Widzicie, że po długim przechowywaniu haftu z igiełką, porobiły mi się rdzawe kropki w miejscach gdzie igiełka była przymocowana. Przyznam, że te rdzawe kropki zostały mi i żadne płyny nie wyprały mi tego. Pogodziłam się z tym, że ciut mi będą widoczne po oprawieniu, bo niestety są zbyt blisko domku i nie da się tego ukryć. Pogodziłam się z tym, że obraz będzie posiadał swój ślad historii. To jest historia tego obrazu. Każdy nasz wyhaftowany obraz ma swoją historię.
Pierwszy domek już posiadał linie konturowe. Zostały one zrobione od razu po wyhaftowaniu pierwszego domku, a dopiero później, haftując drugi domek, przypomniało mi się, że najlepiej jest najpierw wszystko wyszyć, uprać tkaninę, a dopiero wtedy wyhaftować wszystkie linie konturowe. Bo podczas prania tkanina się kurczy, i kontury nie będą tak mocno napięte jak przed praniem, i z czasem może to spodobać rozluźnienie się linii konturowych. Taką wiedzę zaczerpnęłam kiedyś oglądając jeden z filmików hafciarskich dziewczyny, która miała spore doświadczenie w hafcie krzyżykowym. To nie jest jakaś powszechna reguła, bo sporo dziewczyn, przeważnie, które haftują obrazy firmy Dimensions, haftują backstitch od razu podczas haftowania krzyżyka, żeby później nie spędzać sporo czasu haftując sam backstitch. (Są hafciarski, które wręcz nienawidzą backstitch) Przyznam się, że na samym początku, kiedy spotkałam się z backstitchem, to nie byłam nim zachwycona. Nudziło mi się, strasznie mi się nudziło. Teraz nie mam żadnego problemu z tym, żeby przez kilka dni haftować tylko linie konturowe. Np w maju spędzałam średnio 3 dni na wykonanie backstitchu dla każdego domku i 3 domki zrobiłam po kolei. Z dwa tygodni haftowałam samym backstitchem, i w tym samym kolorze, i jakoś nie czułam się sfrustrowana nim. Podoba mi się mieć odskocznie od haftu krzyżykowego i fajnie później też wracać do krzyżyka.
* Soda " Haftujące kotki"
Po skończeniu czwartego domku, odłożyłam obraz z domkami na później. Dlaczego nie zaczęłam haftować linie konturowe domkom, nie wiem. Nie pamiętam. Prawdopodobnie tak byłam podekscytowana sową, że nie chciałam szybkiego ukończenia następnej pracy. Chciałam te fajne uczucie mieć też później, wiosną bądź latem. Bo ja uwielbiam te przyjemne uczucie kiedy ma się pracę skończoną. Następne dla mnie fajne uczucie, gdy praca zostaje oprawiona.
Też tak macie?
Tyle już miałam kiedy wzięłam kotków na tamborek. Miałam już zahaczone drugie piętro, więc postanowiłam, że wyhaftuję wszystkie kotki. Widziałam obrazy z wyhaftowanymi tylko kotkami z maszynką do szycia i prezentowały się ślicznie. Ale mnie dopadł sentyment, że jak je zaczynałam, miałam w planach wyhaftowania całego obrazu, więc niech tak zostanie. Powolutku zaczęłam dłubać kotków wzwyż.

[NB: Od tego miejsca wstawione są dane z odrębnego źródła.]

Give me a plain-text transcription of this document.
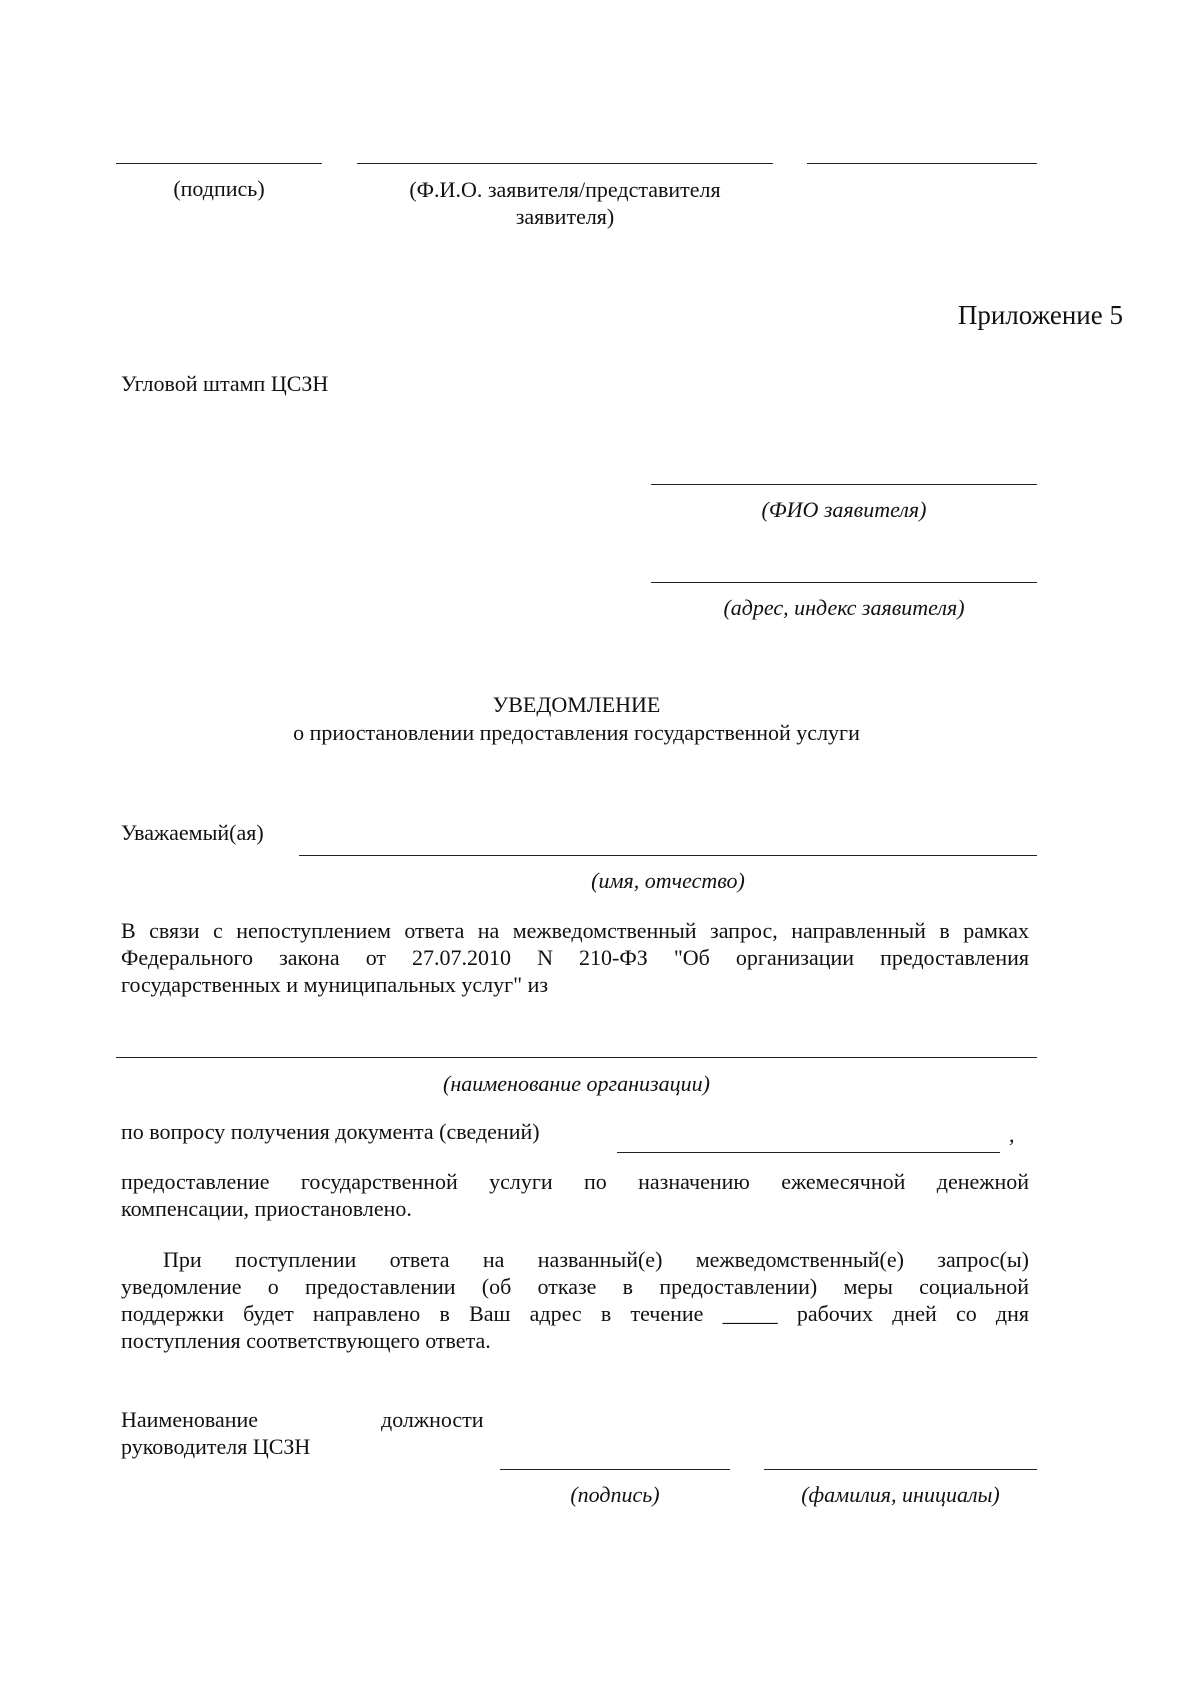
(подпись)	(Ф.И.О. заявителя/представителя
заявителя)
Приложение 5
Угловой штамп ЦСЗН
(ФИО заявителя)
(адрес, индекс заявителя)
УВЕДОМЛЕНИЕ
о приостановлении предоставления государственной услуги
Уважаемый(ая)
(имя, отчество)
В связи с непоступлением ответа на межведомственный запрос, направленный в рамках
Федерального закона от 27.07.2010 N 210-ФЗ "Об организации предоставления
государственных и муниципальных услуг" из
(наименование организации)
по вопросу получения документа (сведений)	,
предоставление государственной услуги по назначению ежемесячной денежной
компенсации, приостановлено.
При поступлении ответа на названный(е) межведомственный(е) запрос(ы)
уведомление о предоставлении (об отказе в предоставлении) меры социальной
поддержки будет направлено в Ваш адрес в течение _____ рабочих дней со дня
поступления соответствующего ответа.
Наименование	должности
руководителя ЦСЗН
(подпись)	(фамилия, инициалы)
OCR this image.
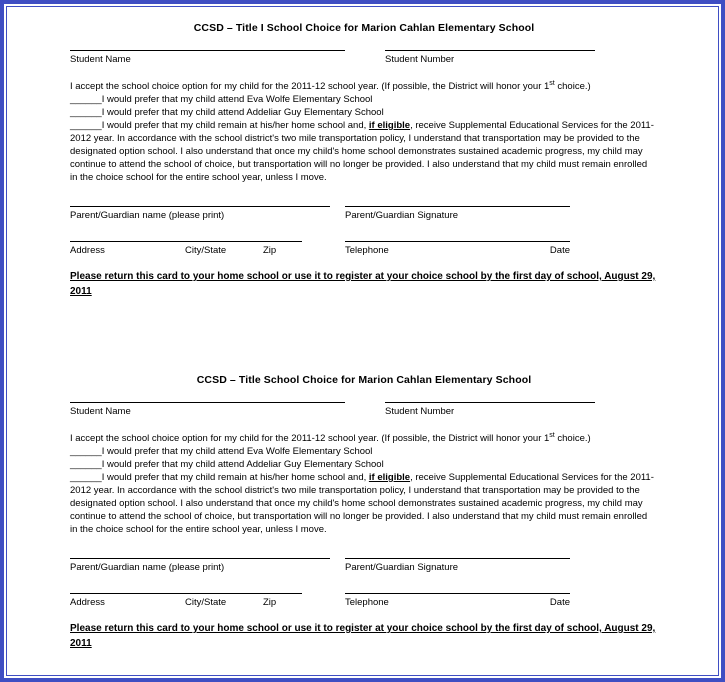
CCSD – Title I School Choice for Marion Cahlan Elementary School
Student Name	Student Number
I accept the school choice option for my child for the 2011-12 school year. (If possible, the District will honor your 1st choice.)
______I would prefer that my child attend Eva Wolfe Elementary School
______I would prefer that my child attend Addeliar Guy Elementary School
______I would prefer that my child remain at his/her home school and, if eligible, receive Supplemental Educational Services for the 2011-2012 year. In accordance with the school district's two mile transportation policy, I understand that transportation may be provided to the designated option school. I also understand that once my child's home school demonstrates sustained academic progress, my child may continue to attend the school of choice, but transportation will no longer be provided. I also understand that my child must remain enrolled in the choice school for the entire school year, unless I move.
Parent/Guardian name (please print)	Parent/Guardian Signature
Address	City/State	Zip	Telephone	Date
Please return this card to your home school or use it to register at your choice school by the first day of school, August 29,
2011
CCSD – Title School Choice for Marion Cahlan Elementary School
Student Name	Student Number
I accept the school choice option for my child for the 2011-12 school year. (If possible, the District will honor your 1st choice.)
______I would prefer that my child attend Eva Wolfe Elementary School
______I would prefer that my child attend Addeliar Guy Elementary School
______I would prefer that my child remain at his/her home school and, if eligible, receive Supplemental Educational Services for the 2011-2012 year. In accordance with the school district's two mile transportation policy, I understand that transportation may be provided to the designated option school. I also understand that once my child's home school demonstrates sustained academic progress, my child may continue to attend the school of choice, but transportation will no longer be provided. I also understand that my child must remain enrolled in the choice school for the entire school year, unless I move.
Parent/Guardian name (please print)	Parent/Guardian Signature
Address	City/State	Zip	Telephone	Date
Please return this card to your home school or use it to register at your choice school by the first day of school, August 29,
2011
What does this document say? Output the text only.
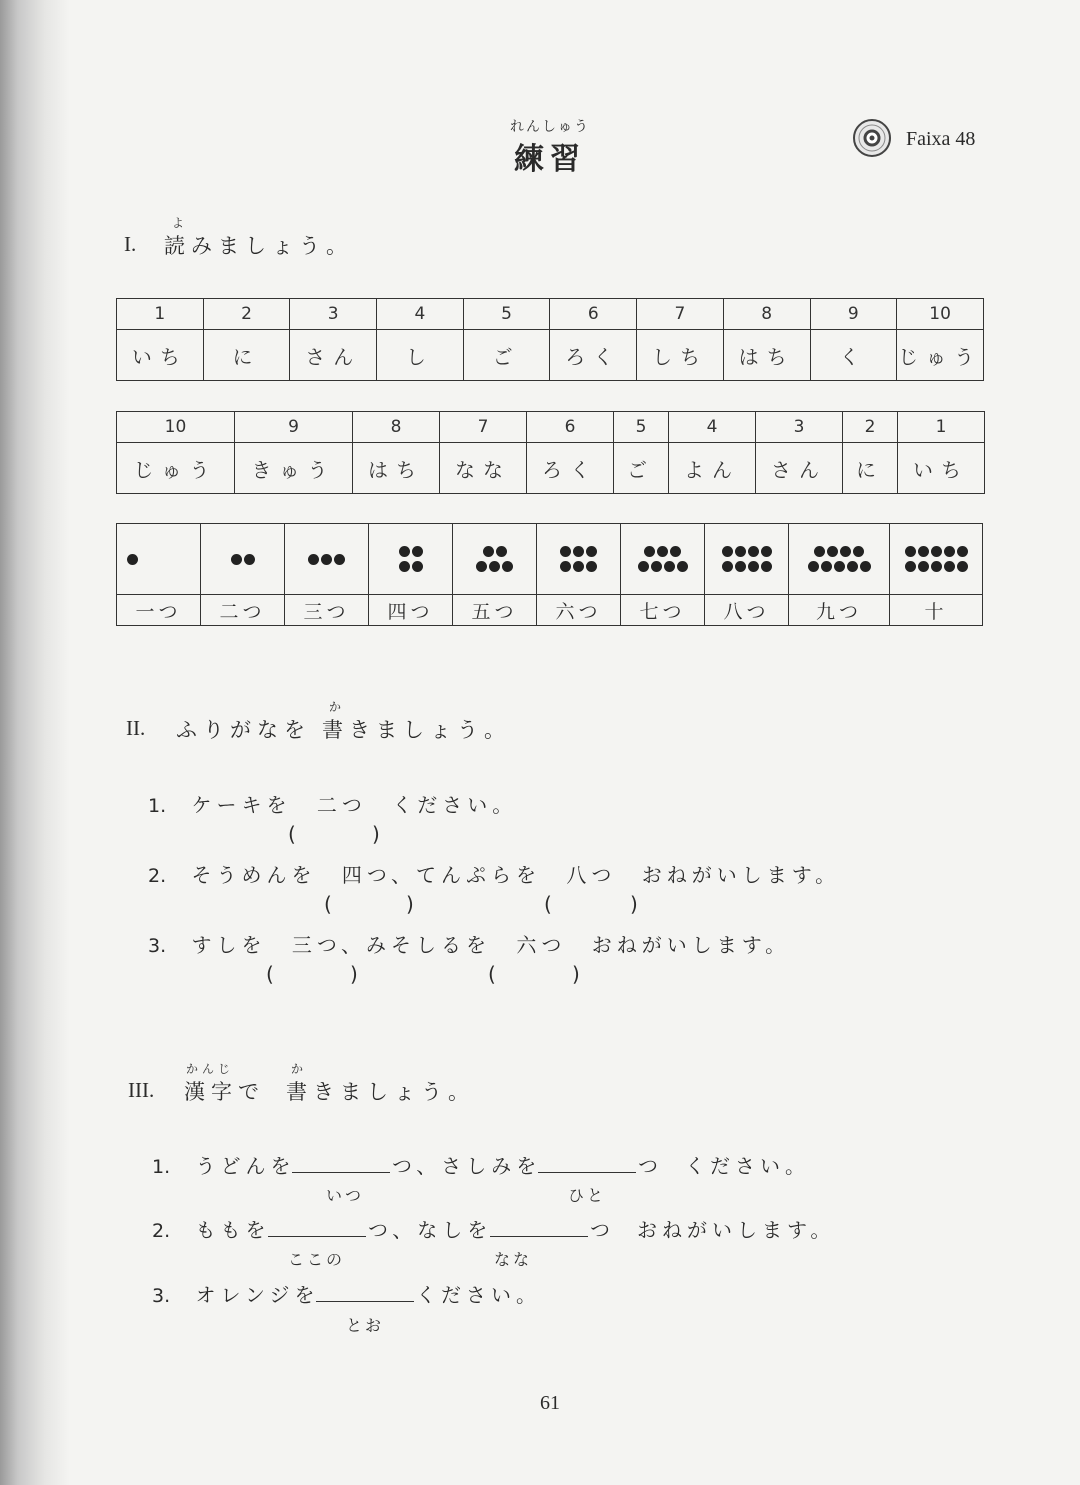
れんしゅう
練習
Faixa 48
よ
I. 読みましょう。
1	2	3	4	5	6	7	8	9	10
いち	に	さん	し	ご	ろく	しち	はち	く	じゅう
10	9	8	7	6	5	4	3	2	1
じゅう	きゅう	はち	なな	ろく	ご	よん	さん	に	いち

一つ	二つ	三つ	四つ	五つ	六つ	七つ	八つ	九つ	十
か
II. ふりがなを 書きましょう。
1. ケーキを 二つ ください。
(	)
2. そうめんを 四つ、てんぷらを 八つ おねがいします。
(	)	(	)
3. すしを 三つ、みそしるを 六つ おねがいします。
(	)	(	)
かんじ	か
III. 漢字で 書きましょう。
1. うどんを	つ、さしみを	つ ください。
いつ	ひと
2. ももを	つ、なしを	つ おねがいします。
ここの	なな
3. オレンジを	ください。
とお
61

* Dimensions " Max in the Adirondacks"
Mój zakup lutego. Każdego miesiąca staram się zrobić jeden malutki zakup, żeby nie obciążać budżet domowy jednym dużym zakupem w roku.
W lutym udało mi się kupić ten oto zestaw na ebay.co.uk na aukcji za przyzwoitą cenę. Tak, tak. Tam czasami ceny na aukcji mogą skoczyć nieprzyzwoicie wysoko. A do tego dochodzi przesyłka za granicę UK i trzeba też policzyć podatek,który zostanie nałożony na paczkę od jej wartości,bo to nie jest już UE. Dlatego, czasami można tylko oczy pogonić i pomarzyć, a może kiedyś się uda.
Teraz już mam dwa takie zestawy i nie jestem pewna co do Maggie, do tej kotki przy maszynce do szycia. Maggie mi się zawsze podobała najmniej z tych trzech.
Życzę Wam sporo weny i czasu na swoje ulubione pasje!